Добравшись до причала, он отважно ступил на мокрые от накатывающихся волн мостки. Яхта стояла под парами в окружении сородичей. Толстый Папас, шевеля своими пышными усами, по-военному доложил о готовности следовать на Эгину.
Апостолос отправился в свою каюту и первым делом переоделся. Он терпеть не мог костюмы, в которых вынужден был появляться в офисе. Поэтому с удовольствием натянул мешковатые серые брюки и синий, грубо связанный свитер.
Только яхта отвалила от причала и вышла за мол, как ее сразу стало клонить с борта на борт. Ветер гнал волну. Апостолос поднялся в рубку и встал за штурвал. Полтора часа он искусно уворачивался от накатывающих волн. Скользил по ним, уверенно держась фарватера. Никто из команды не интересовался, зачем они в такую погоду вышли в море. Впрочем, Апостолос и сам не смог бы ответить на этот вопрос. Необузданная энергия, свойственная его кипучей натуре, требовала выхода. Для того, чтобы принять разумное решение, необходимо было от нее избавиться. А это возможно только в море.

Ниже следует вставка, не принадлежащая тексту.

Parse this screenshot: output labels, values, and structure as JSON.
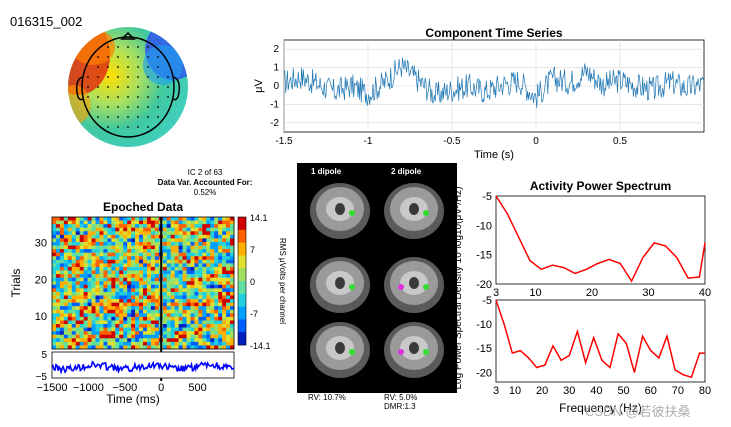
{
  "figure_id": "016315_002",
  "ic_info": {
    "line1": "IC 2 of 63",
    "line2": "Data Var. Accounted For:",
    "line3": "0.52%"
  },
  "colors": {
    "trace_blue": "#1f77b4",
    "spectrum_red": "#ff0000",
    "erp_blue": "#0000ff"
  },
  "dipole": {
    "col1": "1 dipole",
    "col2": "2 dipole",
    "rv1": "RV: 10.7%",
    "rv2": "RV: 5.0%",
    "dmr": "DMR:1.3"
  },
  "watermark": "CSDN @若彼扶桑",
  "chart_data": [
    {
      "type": "line",
      "title": "Component Time Series",
      "xlabel": "Time (s)",
      "ylabel": "μV",
      "xlim": [
        -1.5,
        1
      ],
      "ylim": [
        -2.5,
        2.5
      ],
      "xticks": [
        "-1.5",
        "-1",
        "-0.5",
        "0",
        "0.5"
      ],
      "yticks": [
        "2",
        "1",
        "0",
        "-1",
        "-2"
      ],
      "grid": true,
      "x": [
        -1.5,
        -1.4,
        -1.3,
        -1.2,
        -1.1,
        -1.0,
        -0.9,
        -0.8,
        -0.7,
        -0.6,
        -0.5,
        -0.4,
        -0.3,
        -0.2,
        -0.1,
        0.0,
        0.1,
        0.2,
        0.3,
        0.4,
        0.5,
        0.6,
        0.7,
        0.8,
        0.9,
        1.0
      ],
      "y": [
        0.2,
        0.5,
        0.1,
        -0.3,
        0.0,
        -0.4,
        0.2,
        1.1,
        0.3,
        -0.5,
        -0.2,
        0.0,
        -0.3,
        0.1,
        0.3,
        -0.6,
        0.4,
        0.2,
        0.8,
        0.1,
        0.3,
        0.0,
        -0.2,
        0.2,
        -0.1,
        0.1
      ]
    },
    {
      "type": "heatmap",
      "title": "Epoched Data",
      "xlabel": "Time (ms)",
      "ylabel": "Trials",
      "xlim": [
        -1500,
        1000
      ],
      "ylim": [
        1,
        37
      ],
      "xticks": [
        "−1500",
        "−1000",
        "−500",
        "0",
        "500"
      ],
      "yticks": [
        "30",
        "20",
        "10"
      ],
      "colorbar_label": "RMS μVolts per channel",
      "colorbar_ticks": [
        "14.1",
        "7",
        "0",
        "-7",
        "-14.1"
      ],
      "erp_yticks": [
        "5",
        "−5"
      ]
    },
    {
      "type": "line",
      "title": "Activity Power Spectrum",
      "xlabel": "Frequency (Hz)",
      "ylabel": "Log Power Spectral Density 10*log10(μV²/Hz)",
      "top": {
        "xlim": [
          3,
          40
        ],
        "ylim": [
          -20,
          -5
        ],
        "xticks": [
          "3",
          "10",
          "20",
          "30",
          "40"
        ],
        "yticks": [
          "-5",
          "-10",
          "-15",
          "-20"
        ],
        "x": [
          3,
          5,
          7,
          9,
          11,
          13,
          15,
          17,
          19,
          21,
          23,
          25,
          27,
          29,
          31,
          33,
          35,
          37,
          39,
          40
        ],
        "y": [
          -5,
          -8,
          -12,
          -16,
          -17.5,
          -16.8,
          -17.2,
          -18.2,
          -17.5,
          -16.5,
          -15.8,
          -16.5,
          -19.5,
          -15.5,
          -13,
          -13.5,
          -15.5,
          -19,
          -18.8,
          -13
        ]
      },
      "bottom": {
        "xlim": [
          3,
          80
        ],
        "ylim": [
          -22,
          -5
        ],
        "xticks": [
          "3",
          "10",
          "20",
          "30",
          "40",
          "50",
          "60",
          "70",
          "80"
        ],
        "yticks": [
          "-5",
          "-10",
          "-15",
          "-20"
        ],
        "x": [
          3,
          6,
          9,
          12,
          15,
          18,
          21,
          24,
          27,
          30,
          33,
          36,
          39,
          42,
          45,
          48,
          51,
          54,
          57,
          60,
          63,
          66,
          69,
          72,
          75,
          78,
          80
        ],
        "y": [
          -5,
          -10,
          -16,
          -15.5,
          -17,
          -19,
          -18.5,
          -14.5,
          -17.5,
          -16.5,
          -11.5,
          -18,
          -12.8,
          -17.5,
          -19,
          -12,
          -14,
          -20,
          -12.5,
          -15.5,
          -17,
          -12.5,
          -19.5,
          -20.5,
          -21,
          -16,
          -16
        ]
      }
    }
  ]
}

Поэтому, когда они с трудом пришвартовались, Апостолос чувствовал себя уставшим и готовым к философским размышлениям у камина с горячим пуншем в руке. Лучшим собеседником в такие минуты становился капитан Лефтерис. Старик был глуховат, однако всегда к месту давал разумные советы. Соперничать с ним мог только осел Апулей, который, внимательно слушая Апостолоса, предпочитал глубокомысленно молчать.
Лефтерис, как всегда, с улыбкой наблюдал из окна за грузной фигурой адмирала, поднимавшегося по выдолбленной в известняке крутой лестнице. И выкатился на инвалидной коляске ему навстречу.